First, Hochul said she would propose new legislation that will create construction zones for multifamily buildings near train stops within commuting distance of New York City. The state would provide help to towns and cities in drafting ordinance changes, allowing for an influx of residents that will likely to touch off debate in suburbs that prefer lower density. 

Hochul will also propose to repeal limits on maximum density of housing allowed in New York City, measured by floor area ratio, or FAR. State rules currently limit the city’s allowable FAR to 12. That means that, for example, on a 10,000 square foot lot — the area of about five typical city row houses — the allowable total housing area cannot exceed twelve times that, or 120,000 square feet. That’s equivalent to about 139 apartments, given city averages for unit sizes.

A 2018 bill that proposed to eliminate the FAR limit never made it out of state legislature committees, after spurring a backlash from some elected leaders who were concerned it would bring out-of-scale development to residential neighborhoods around the city. Hochul said her law would give the city “autonomy” to allow denser residential development “where appropriate.”

Hochul’s State of the State plan also details a change in tax rules that have been used by developers to save on taxes in exchange for building housing units. In the city, the 421-a tax abatement has allowed developers to claim significant tax reductions for building multifamily units that fall under city rent stabilization laws. 

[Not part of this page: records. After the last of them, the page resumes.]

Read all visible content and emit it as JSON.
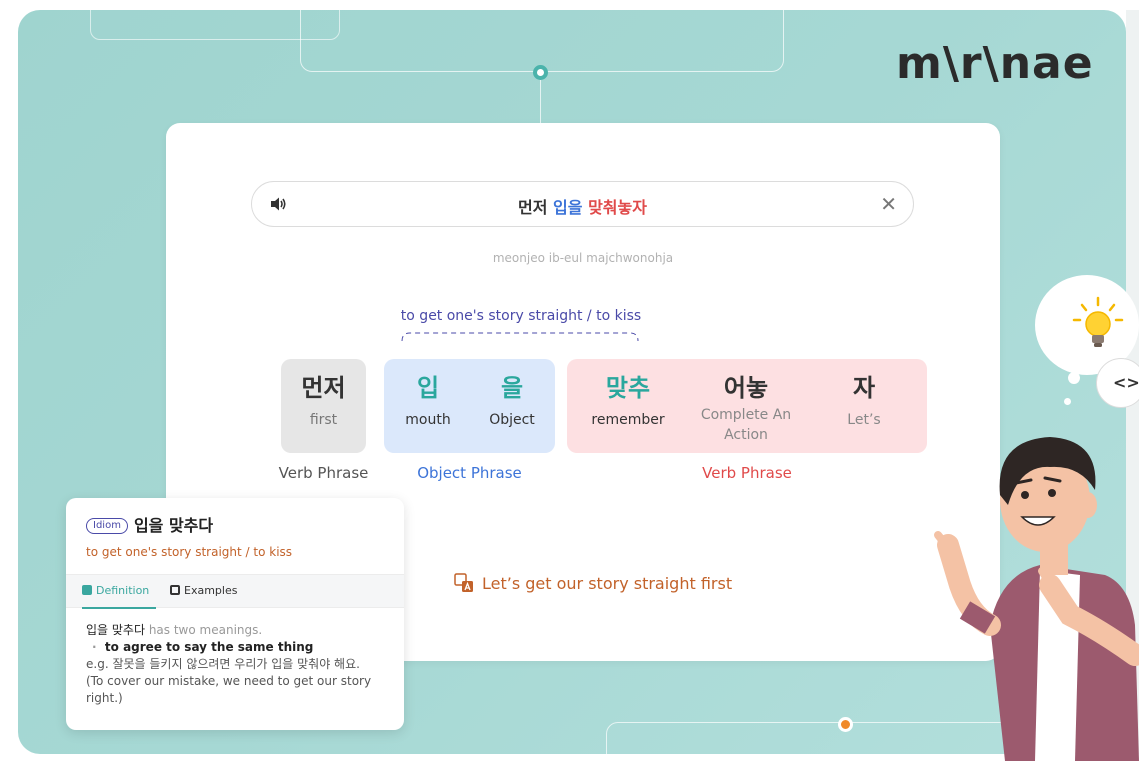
{
  "app": {
    "logo_text": "m\\r\\nae"
  },
  "sentence": {
    "word1": "먼저",
    "word2": "입을",
    "word3": "맞춰놓자",
    "romanization": "meonjeo ib-eul majchwonohja"
  },
  "breakdown": {
    "meaning_top": "to get one's story straight / to kiss",
    "tokens": [
      {
        "korean": "먼저",
        "english": "first"
      },
      {
        "korean": "입",
        "english": "mouth"
      },
      {
        "korean": "을",
        "english": "Object"
      },
      {
        "korean": "맞추",
        "english": "remember"
      },
      {
        "korean": "어놓",
        "english": "Complete An Action"
      },
      {
        "korean": "자",
        "english": "Let’s"
      }
    ],
    "phrases": [
      "Verb Phrase",
      "Object Phrase",
      "Verb Phrase"
    ]
  },
  "translation": "Let’s get our story straight first",
  "idiom": {
    "badge": "Idiom",
    "title": "입을 맞추다",
    "meaning": "to get one's story straight / to kiss",
    "tabs": {
      "definition": "Definition",
      "examples": "Examples"
    },
    "body": {
      "keyword": "입을 맞추다",
      "intro": " has two meanings.",
      "meaning1": "to agree to say the same thing",
      "bullet": "·",
      "example": "e.g. 잘못을 들키지 않으려면 우리가 입을 맞춰야 해요.",
      "example_translation": "(To cover our mistake, we need to get our story right.)"
    }
  },
  "colors": {
    "background": "#a6d8d4",
    "accent_teal": "#2aa79d",
    "object_blue": "#3d74d8",
    "verb_red": "#e04a4a",
    "translation_orange": "#c2622a"
  },
  "icons": [
    "speaker-icon",
    "close-icon",
    "translate-icon",
    "lightbulb-icon",
    "code-toggle-icon"
  ],
  "code_toggle_label": "<>"
}
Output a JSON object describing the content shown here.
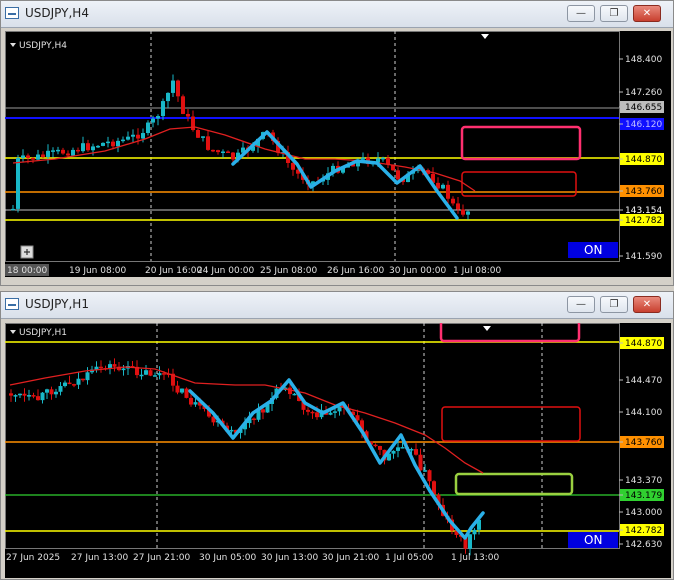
{
  "window1": {
    "title": "USDJPY,H4",
    "symbol_label": "USDJPY,H4",
    "buttons": {
      "minimize": "—",
      "restore": "❐",
      "close": "✕"
    },
    "on_button": "ON",
    "price_labels": [
      "148.400",
      "147.260",
      "146.655",
      "146.120",
      "144.870",
      "143.760",
      "143.154",
      "142.782",
      "141.590"
    ],
    "time_labels": [
      "18 00:00",
      "19 Jun 08:00",
      "20 Jun 16:00",
      "24 Jun 00:00",
      "25 Jun 08:00",
      "26 Jun 16:00",
      "30 Jun 00:00",
      "1 Jul 08:00"
    ]
  },
  "window2": {
    "title": "USDJPY,H1",
    "symbol_label": "USDJPY,H1",
    "buttons": {
      "minimize": "—",
      "restore": "❐",
      "close": "✕"
    },
    "on_button": "ON",
    "price_labels": [
      "144.870",
      "144.470",
      "144.100",
      "143.760",
      "143.370",
      "143.179",
      "143.000",
      "142.782",
      "142.630"
    ],
    "time_labels": [
      "27 Jun 2025",
      "27 Jun 13:00",
      "27 Jun 21:00",
      "30 Jun 05:00",
      "30 Jun 13:00",
      "30 Jun 21:00",
      "1 Jul 05:00",
      "1 Jul 13:00"
    ]
  },
  "colors": {
    "background": "#000000",
    "bull_candle": "#19b8c8",
    "bear_candle": "#e01010",
    "moving_average": "#e02020",
    "wave_line": "#2ab0e8",
    "yellow_level": "#ffff00",
    "orange_level": "#ff9000",
    "blue_level": "#1010ff",
    "green_level": "#30d030",
    "pink_box": "#ff3070",
    "red_box": "#e01010",
    "green_box": "#9ad040"
  }
}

Currently, 200,000 units in the city fall under the 421-a umbrella. Yet the law allows developers building in most of the city to earn the tax savings if they reserve 30% of their units for people earning up to 130% of the local area median income — in some cases meaning that the units are deemed “affordable” but are home to people making six-figure salaries. 

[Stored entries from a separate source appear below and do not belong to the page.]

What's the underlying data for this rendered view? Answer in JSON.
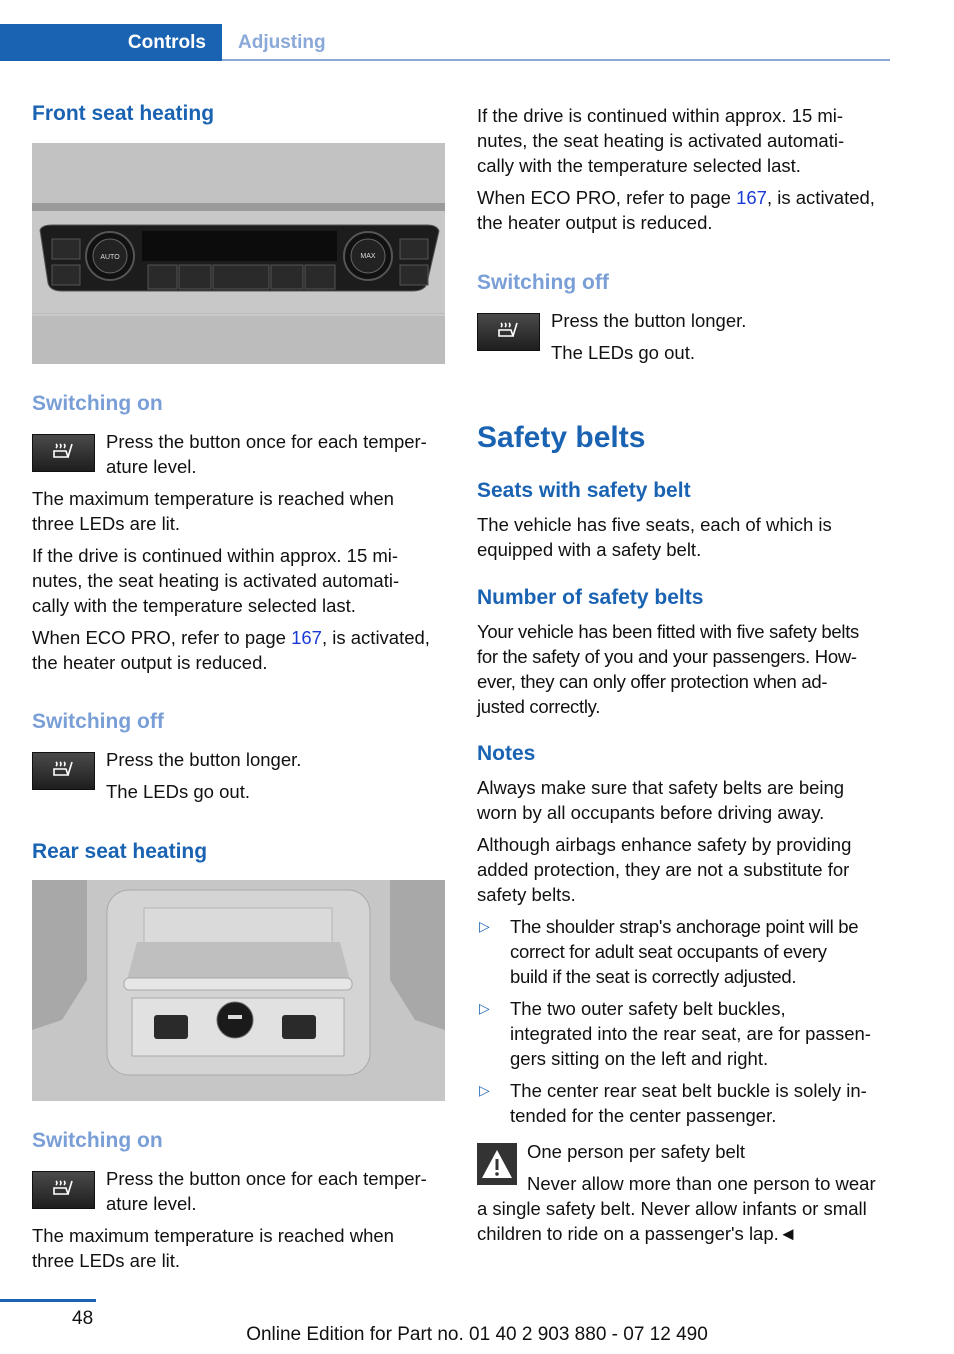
{
  "header": {
    "tabs": [
      {
        "label": "Controls",
        "active": true
      },
      {
        "label": "Adjusting",
        "active": false
      }
    ]
  },
  "left": {
    "front_heading": "Front seat heating",
    "front_image": "climate-control-panel-illustration",
    "switching_on_1": {
      "heading": "Switching on",
      "icon": "seat-heating-button",
      "lines": [
        "Press the button once for each temper-",
        "ature level."
      ]
    },
    "para_max_1": [
      "The maximum temperature is reached when",
      "three LEDs are lit."
    ],
    "para_drive_1": [
      "If the drive is continued within approx. 15 mi-",
      "nutes, the seat heating is activated automati-",
      "cally with the temperature selected last."
    ],
    "para_eco_1": {
      "before": "When ECO PRO, refer to page ",
      "link": "167",
      "after": ", is activated,",
      "line2": "the heater output is reduced."
    },
    "switching_off_1": {
      "heading": "Switching off",
      "icon": "seat-heating-button",
      "line1": "Press the button longer.",
      "line2": "The LEDs go out."
    },
    "rear_heading": "Rear seat heating",
    "rear_image": "rear-console-illustration",
    "switching_on_2": {
      "heading": "Switching on",
      "icon": "seat-heating-button",
      "lines": [
        "Press the button once for each temper-",
        "ature level."
      ]
    },
    "para_max_2": [
      "The maximum temperature is reached when",
      "three LEDs are lit."
    ]
  },
  "right": {
    "para_drive_2": [
      "If the drive is continued within approx. 15 mi-",
      "nutes, the seat heating is activated automati-",
      "cally with the temperature selected last."
    ],
    "para_eco_2": {
      "before": "When ECO PRO, refer to page ",
      "link": "167",
      "after": ", is activated,",
      "line2": "the heater output is reduced."
    },
    "switching_off_2": {
      "heading": "Switching off",
      "icon": "seat-heating-button",
      "line1": "Press the button longer.",
      "line2": "The LEDs go out."
    },
    "section_title": "Safety belts",
    "seats_heading": "Seats with safety belt",
    "seats_text": [
      "The vehicle has five seats, each of which is",
      "equipped with a safety belt."
    ],
    "number_heading": "Number of safety belts",
    "number_text": [
      "Your vehicle has been fitted with five safety belts",
      "for the safety of you and your passengers. How-",
      "ever, they can only offer protection when ad-",
      "justed correctly."
    ],
    "notes_heading": "Notes",
    "notes_text_1": [
      "Always make sure that safety belts are being",
      "worn by all occupants before driving away."
    ],
    "notes_text_2": [
      "Although airbags enhance safety by providing",
      "added protection, they are not a substitute for",
      "safety belts."
    ],
    "bullets": [
      {
        "mark": "▷",
        "lines": [
          "The shoulder strap's anchorage point will be",
          "correct for adult seat occupants of every",
          "build if the seat is correctly adjusted."
        ]
      },
      {
        "mark": "▷",
        "lines": [
          "The two outer safety belt buckles,",
          "integrated into the rear seat, are for passen-",
          "gers sitting on the left and right."
        ]
      },
      {
        "mark": "▷",
        "lines": [
          "The center rear seat belt buckle is solely in-",
          "tended for the center passenger."
        ]
      }
    ],
    "warning": {
      "icon": "warning-triangle",
      "title": "One person per safety belt",
      "lines": [
        "Never allow more than one person to wear",
        "a single safety belt. Never allow infants or small",
        "children to ride on a passenger's lap.◄"
      ]
    }
  },
  "footer": {
    "page_number": "48",
    "edition": "Online Edition for Part no. 01 40 2 903 880 - 07 12 490"
  }
}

Hochul said she would propose a new tax abatement that would replace 421-a while creating housing units that are more affordable than the ones typically created through the program, and restructure developer tax incentives to use taxpayer money more efficiently. Hochul’s proposals also include creating an affordable homeownership option in new buildings. 

Hochul said she would also propose legislation to allow for conversion of hotels and office towers to residential use, especially in Midtown Manhattan, and allow homeowners to build “accessory dwelling units” — such as converted garages and basements — to increase density in neighborhoods with large numbers of single-family homes.